リソグラフィー工程において、ソフトベイクを単なるウォームアップとして扱ってはいけません。これは、溶剤の含有量を固定し、フォトレジストの接着を確実にするための重要な加熱工程です。ウェハ全体で1℃の温度差が生じたり、ランプの照射範囲に温度差があったりすると、重要な寸法制御が失われてしまいます。線幅のばらつきも増え、欠陥も発生します。
技術的に重要な点
ソフトベイクにはNIRランプを使用します。これにより、熱分布がマイクロメートル単位で均一になります。石英-ハロゲン発光体と反射器の構造が最適化されているため、熱分布はヒーターではなくウェハに沿って形成されます。ベイク面全体で、ウェハの温度を±0.1℃以内に保つことができ、ランプの出力が安定しているため、ロット間の再現性も高く保たれます。
クリーンルームとの互換性も重要です。クラス1~100の環境下では、ランプから粒子が発生することはありません。また、装置自体も稼働中に粒子が発生しないように設計されています。
なぜ効果的か
大量生産の工場では、ソフトベイクの再現性が歩留まりを左右します。NIRランプを使用することで、ウェハは迅速に所定の温度に達し、サイクルタイムも短縮されます。また、フォトレジストの厚みや端の状態もより予測可能になり、工程の幅が広がり、不良品が減少します。
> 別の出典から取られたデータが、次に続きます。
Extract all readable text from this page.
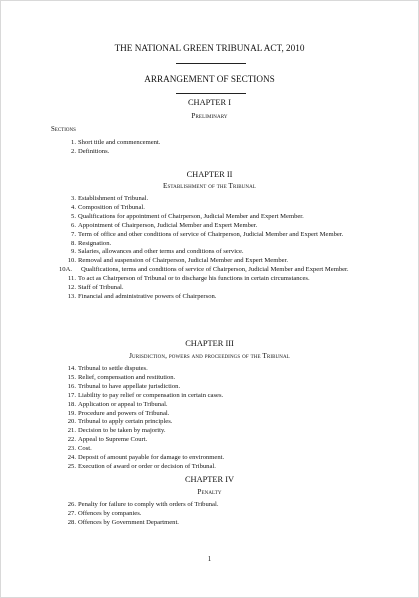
THE NATIONAL GREEN TRIBUNAL ACT, 2010
ARRANGEMENT OF SECTIONS
CHAPTER I
Preliminary
Sections
1. Short title and commencement.
2. Definitions.
CHAPTER II
Establishment of the Tribunal
3. Establishment of Tribunal.
4. Composition of Tribunal.
5. Qualifications for appointment of Chairperson, Judicial Member and Expert Member.
6. Appointment of Chairperson, Judicial Member and Expert Member.
7. Term of office and other conditions of service of Chairperson, Judicial Member and Expert Member.
8. Resignation.
9. Salaries, allowances and other terms and conditions of service.
10. Removal and suspension of Chairperson, Judicial Member and Expert Member.
10A.	Qualifications, terms and conditions of service of Chairperson, Judicial Member and Expert Member.
11. To act as Chairperson of Tribunal or to discharge his functions in certain circumstances.
12. Staff of Tribunal.
13. Financial and administrative powers of Chairperson.
CHAPTER III
Jurisdiction, powers and proceedings of the Tribunal
14. Tribunal to settle disputes.
15. Relief, compensation and restitution.
16. Tribunal to have appellate jurisdiction.
17. Liability to pay relief or compensation in certain cases.
18. Application or appeal to Tribunal.
19. Procedure and powers of Tribunal.
20. Tribunal to apply certain principles.
21. Decision to be taken by majority.
22. Appeal to Supreme Court.
23. Cost.
24. Deposit of amount payable for damage to environment.
25. Execution of award or order or decision of Tribunal.
CHAPTER IV
Penalty
26. Penalty for failure to comply with orders of Tribunal.
27. Offences by companies.
28. Offences by Government Department.
1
エネルギー消費も削減されます。ランプはウェハ自体を直接加熱するため、周囲の空気を温める必要がありません。信頼性としては、装置の稼働時間が長く、出力の低下も5%未満で済むため、計画外の停止が起こりにくくなります。
注意すべき点
NIRソフトベイクランプは、取り付けや位置合わせに細心の注意が必要です。出力の均一性は、発光体とウェハの距離や反射器の状態に依存します。そのため、改造を行う際には、装置の機械的構造や冷却風の流れに合わせる必要があります。
ランプは標準的なインターフェースで動作しますが、ベイクプレートやウェハのサイズを変更すると、熱分布が変わってしまいます。また、発光体の寿命を考慮して予備部品を用意しておくことが重要です。そうすることで、生産ラインを稼働させ続けることができます。